Nerd Alert: Warcraft‘s a Mess
Warcraft
Directed by Duncan Jones
Opens June 10
Science fiction and fantasy have often been lumped together, even conflated, especially in the movies. The movie Warcraft, based on the popular video game series, may be most useful as an illustration of how little sense that makes. Its director and cowriter, Duncan Jones, made two very good science fiction movies: Moon, with Sam Rockwell, and Source Code, with Jake Gyllenhaal. They both have elements of the fantastic, yet Warcraft, with its creatures, dark magic, and portals to other worlds, requires a whole other skill set that it appears Jones may not possess, at least not fully.
He gets the lugubrious sincerity right, that’s for sure. Jones’s earlier films were both predicated on aspects of solitude. In Moon, Rockwell mans a lonely moon base, with only a robot (and, eventually literally, himself) to keep him company. In Source Code, Gyllenhaal is on sort of a virtual-reality-time-travel mission that repeats itself, with his actions the only source of variation. Warcraft is an ensemble picture and it groans under its own weight almost immediately. On one end of a trans-world portal are a race of warlike orcs, led by a nasty-looking wizard-y orc with an apparently quite convincing command of the Fel, which is a kind of black magic that is mostly green (as are some, but not all, of the orcs). Having burned through the orcs’ homeworld resources, he harvests souls to open up a portal to another world and send some of his best warriors through. They will invade and capture enough humans to be sacrificed so they can, uh, open the portal again, but for longer this time, so all of the orcs can come through. So yes, a lot of Warcraft‘s story is about opening a portal so that the same portal can be re-opened again later. In response, the humans arrange various meetings at various locations to discuss and re-discuss how to handle this attack.

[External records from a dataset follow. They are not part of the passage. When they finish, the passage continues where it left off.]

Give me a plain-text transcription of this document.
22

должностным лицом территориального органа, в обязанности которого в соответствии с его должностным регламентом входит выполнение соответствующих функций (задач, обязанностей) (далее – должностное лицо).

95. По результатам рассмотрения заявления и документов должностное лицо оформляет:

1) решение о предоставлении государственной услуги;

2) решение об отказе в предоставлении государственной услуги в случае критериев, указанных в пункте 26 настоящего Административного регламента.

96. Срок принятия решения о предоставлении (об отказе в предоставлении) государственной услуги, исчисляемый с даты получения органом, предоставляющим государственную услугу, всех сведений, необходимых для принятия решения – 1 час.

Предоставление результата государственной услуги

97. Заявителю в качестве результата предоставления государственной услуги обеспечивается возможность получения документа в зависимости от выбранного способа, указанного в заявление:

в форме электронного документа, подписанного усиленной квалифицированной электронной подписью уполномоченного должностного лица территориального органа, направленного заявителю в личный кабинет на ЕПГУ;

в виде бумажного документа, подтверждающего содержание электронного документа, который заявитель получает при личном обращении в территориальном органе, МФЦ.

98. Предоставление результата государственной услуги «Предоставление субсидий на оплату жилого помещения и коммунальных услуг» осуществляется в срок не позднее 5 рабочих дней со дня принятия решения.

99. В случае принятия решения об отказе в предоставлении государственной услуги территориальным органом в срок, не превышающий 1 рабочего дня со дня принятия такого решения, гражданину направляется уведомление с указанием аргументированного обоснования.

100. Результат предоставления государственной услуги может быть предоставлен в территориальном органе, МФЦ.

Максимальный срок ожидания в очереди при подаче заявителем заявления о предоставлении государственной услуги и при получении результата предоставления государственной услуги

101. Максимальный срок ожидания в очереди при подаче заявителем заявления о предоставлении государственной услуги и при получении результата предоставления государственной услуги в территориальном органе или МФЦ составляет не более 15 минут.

These redundancies are commonplace in the world of Warcraft, right down to the dialogue, which repeats a few key words (Clan! Chieftain! Orc! Hordes! Fel!) incessantly. It’s not that the movie’s roots in gaming show here (although: more on that in a moment) so much as gaming’s roots in boardroom meetings; this is a movie full of buzzwords, and it’s largely about how meetings beget more meetings. As in any organization, some of the orcs have misgivings about their marching orders. Durotan (performed via motion-capture by Toby Kebbell from Dawn of the Planet of the Apes), who is chieftain of his clan which is a subset of the massive orc horde, sneaks his pregnant wife Draka (Anna Galvin) through the orc plot. The humans, including Lothar (Travis Fimmel), who is apparently and disappointingly not of the Hill People, and King Llane (Dominic Cooper), are joined by the half-orc Garona (Paula Patton, in green-skinned pin-up mode). Ben Foster is also there, playing some kind of wizard in an unflattering robe.
The human material is mostly a bust. Fimmel looks sort of like a sweaty Paul Rudd, but doesn’t summon Ruddian levels of charm; he barely reaches Orlando Bloom country. The orcs, though, have their moments. They have a shiny, detailed texture that doesn’t exactly look real, but has a certain visual expressiveness lacking from so many CG characters (an orc baby gets particularly vivid animation). Patton, a charming performer who often nonetheless looks dazed or flummoxed in her real-world movie roles, comes off best of the non-animated actors; the outlandishness suits her. It suits the movie, too. Warcraft works best when embracing its fantastical dorkiness, which is to say: orcs for days.
As eye-filling as some of these sights are, though, they’re too often framed in Lord of the Rings-aping battle charges or videogame-aping overhead shots. Jones puts together a few striking shots emphasizing single images in the foreground and background, but the movie tends to drown out his craftiness with noisy magic. Warcraft is busy, and it’s probably a minor miracle that only about twenty to thirty minutes of its 120ish are outright boring; I’m also still not sure whether I should be impressed or galled by how many of its characters are unceremoniously killed off. I’m less ambiguous, though, about what they die for: a movie that confidently and idiotically assumes that it is a part one, of many. Warcraft doesn’t really end, and not in that Return of the King way; it simply leaves some of its characters in semi-interesting places where it can pause, setting up some changes for part two.
I have no idea if Warcraft will garner a part two; China seems to want one, but then again, a bunch of American movie critics might weep softly to themselves. The thing is, this isn’t actually a terrible Battlefield Earth-level miscalculation; it’s just a super CG-heavy and not especially witty orgy of fantasy-movie silliness. Or it would be, if it wanted to commit to the idea of being a movie, rather than expecting audiences to get psyched for two or three years from now, when they can come back to this unfinished material and level up.